Design
Rafay's Ray as a Service offering is designed to be used by multiple users (i.e. data scientists or researchers) concurrently on the same host Kubernetes cluster. Deploying KubeRay inside a virtual cluster (aka vcluster) operating on a host Kubernetes cluster allows organizations to deliver isolated, multi-tenant environments to data scientists and researchers that they can use for running Ray workloads within a shared Kubernetes infrastructure.
As you can see from the design above, every user/team gets access to a dedicated and isolated virtual cluster with the kubeRay operator deployed inside it.

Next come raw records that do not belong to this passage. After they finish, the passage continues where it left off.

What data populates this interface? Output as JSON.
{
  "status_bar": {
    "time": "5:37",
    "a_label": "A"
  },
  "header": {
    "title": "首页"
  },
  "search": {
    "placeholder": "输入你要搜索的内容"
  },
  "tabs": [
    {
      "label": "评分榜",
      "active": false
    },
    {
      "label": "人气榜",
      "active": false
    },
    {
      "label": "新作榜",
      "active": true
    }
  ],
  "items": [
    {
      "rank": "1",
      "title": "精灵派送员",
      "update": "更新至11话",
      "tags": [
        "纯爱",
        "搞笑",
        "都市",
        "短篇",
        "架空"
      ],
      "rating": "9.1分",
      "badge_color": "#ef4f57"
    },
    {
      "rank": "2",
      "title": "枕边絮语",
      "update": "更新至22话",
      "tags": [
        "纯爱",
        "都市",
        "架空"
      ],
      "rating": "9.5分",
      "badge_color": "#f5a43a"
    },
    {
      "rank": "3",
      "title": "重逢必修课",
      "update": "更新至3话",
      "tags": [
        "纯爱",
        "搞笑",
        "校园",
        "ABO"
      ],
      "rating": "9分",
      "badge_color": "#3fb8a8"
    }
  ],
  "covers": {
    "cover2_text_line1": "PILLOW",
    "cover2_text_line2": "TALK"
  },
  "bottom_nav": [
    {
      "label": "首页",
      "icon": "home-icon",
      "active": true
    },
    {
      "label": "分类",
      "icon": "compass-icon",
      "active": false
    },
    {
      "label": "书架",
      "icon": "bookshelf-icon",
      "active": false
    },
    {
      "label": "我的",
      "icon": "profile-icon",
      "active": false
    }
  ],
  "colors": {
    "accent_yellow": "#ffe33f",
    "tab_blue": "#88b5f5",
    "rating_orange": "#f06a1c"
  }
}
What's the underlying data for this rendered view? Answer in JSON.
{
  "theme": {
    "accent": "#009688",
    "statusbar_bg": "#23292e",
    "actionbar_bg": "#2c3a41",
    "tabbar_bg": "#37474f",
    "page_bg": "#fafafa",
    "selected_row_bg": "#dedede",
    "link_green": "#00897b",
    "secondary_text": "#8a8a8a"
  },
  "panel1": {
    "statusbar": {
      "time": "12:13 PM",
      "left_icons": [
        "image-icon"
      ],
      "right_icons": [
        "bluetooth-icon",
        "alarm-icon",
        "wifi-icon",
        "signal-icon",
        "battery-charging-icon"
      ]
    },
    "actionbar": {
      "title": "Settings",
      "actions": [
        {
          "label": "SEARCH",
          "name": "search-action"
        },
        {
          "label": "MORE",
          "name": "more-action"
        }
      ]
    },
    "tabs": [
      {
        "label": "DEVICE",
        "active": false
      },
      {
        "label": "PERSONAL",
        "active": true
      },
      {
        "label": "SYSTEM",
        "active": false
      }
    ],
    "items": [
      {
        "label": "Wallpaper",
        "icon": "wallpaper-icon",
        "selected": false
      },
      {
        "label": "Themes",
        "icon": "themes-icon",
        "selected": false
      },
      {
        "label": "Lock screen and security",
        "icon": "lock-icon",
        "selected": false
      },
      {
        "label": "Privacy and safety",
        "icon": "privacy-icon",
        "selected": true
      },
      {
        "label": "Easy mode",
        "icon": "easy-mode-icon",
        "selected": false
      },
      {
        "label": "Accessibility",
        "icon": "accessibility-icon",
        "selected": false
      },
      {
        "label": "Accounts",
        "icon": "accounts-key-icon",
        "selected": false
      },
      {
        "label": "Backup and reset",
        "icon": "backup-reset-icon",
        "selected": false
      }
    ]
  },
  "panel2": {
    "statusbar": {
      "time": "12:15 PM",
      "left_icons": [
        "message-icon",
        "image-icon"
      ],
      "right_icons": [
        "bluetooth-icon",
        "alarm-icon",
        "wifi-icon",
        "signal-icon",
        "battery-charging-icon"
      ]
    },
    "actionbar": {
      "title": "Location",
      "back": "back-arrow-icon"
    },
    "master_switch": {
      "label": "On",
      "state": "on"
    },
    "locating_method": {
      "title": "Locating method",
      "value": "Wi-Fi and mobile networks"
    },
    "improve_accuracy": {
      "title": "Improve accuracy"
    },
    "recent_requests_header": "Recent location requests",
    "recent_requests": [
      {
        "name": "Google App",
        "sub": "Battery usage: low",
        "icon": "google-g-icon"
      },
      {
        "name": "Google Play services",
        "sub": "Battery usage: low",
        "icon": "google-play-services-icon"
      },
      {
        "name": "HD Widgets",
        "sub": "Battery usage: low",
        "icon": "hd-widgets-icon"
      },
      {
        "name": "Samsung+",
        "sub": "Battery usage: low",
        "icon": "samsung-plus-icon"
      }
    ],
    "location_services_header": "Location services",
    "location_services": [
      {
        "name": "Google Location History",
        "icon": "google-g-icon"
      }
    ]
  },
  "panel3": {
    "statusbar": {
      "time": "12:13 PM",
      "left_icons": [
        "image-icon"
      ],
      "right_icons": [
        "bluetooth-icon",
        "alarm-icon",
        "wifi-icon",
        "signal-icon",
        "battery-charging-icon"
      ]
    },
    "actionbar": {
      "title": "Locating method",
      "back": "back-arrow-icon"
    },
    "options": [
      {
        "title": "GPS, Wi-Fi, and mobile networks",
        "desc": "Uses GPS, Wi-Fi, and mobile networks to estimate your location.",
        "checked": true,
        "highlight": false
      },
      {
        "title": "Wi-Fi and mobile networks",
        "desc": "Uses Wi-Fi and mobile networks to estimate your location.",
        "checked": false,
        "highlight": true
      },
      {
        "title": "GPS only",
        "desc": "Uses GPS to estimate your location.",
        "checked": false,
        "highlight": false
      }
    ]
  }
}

A custom batch scheduler is deployed on the host Kubernetes cluster, extending the native Kubernetes scheduling capabilities. This is a specialized batch scheduling system for Kubernetes that is designed to handle high-performance computing (HPC), AI/ML workloads, and other jobs that require complex orchestration of resources.
Benefits¶
This is extremely useful especially when supporting multiple users/teams that require Ray.
Isolation¶
Each team can have its own virtual Kubernetes cluster with dedicated KubeRay operators, ensuring that workloads are isolated and do not interfere with each other.
Customized Configurations¶
Different teams can run different versions or configurations of Kubernetes, KubeRay, or Ray without affecting the host cluster or other teams’ environments.
Resource Management¶
Administrators can allocate specific resources (CPU, memory, storage) to each vcluster, enabling better control over resource consumption and preventing any single tenant from monopolizing cluster resources.
Test & Development¶
Users can spin up vclusters for testing new features, configurations, or upgrades in a sand boxed environment that mimics production settings without risking stability.
Collisions & Conflicts¶
Running multiple KubeRay operators in the same cluster can lead to conflicts. Using vclusters ensures that operators are scoped to their virtual clusters, preventing such issues.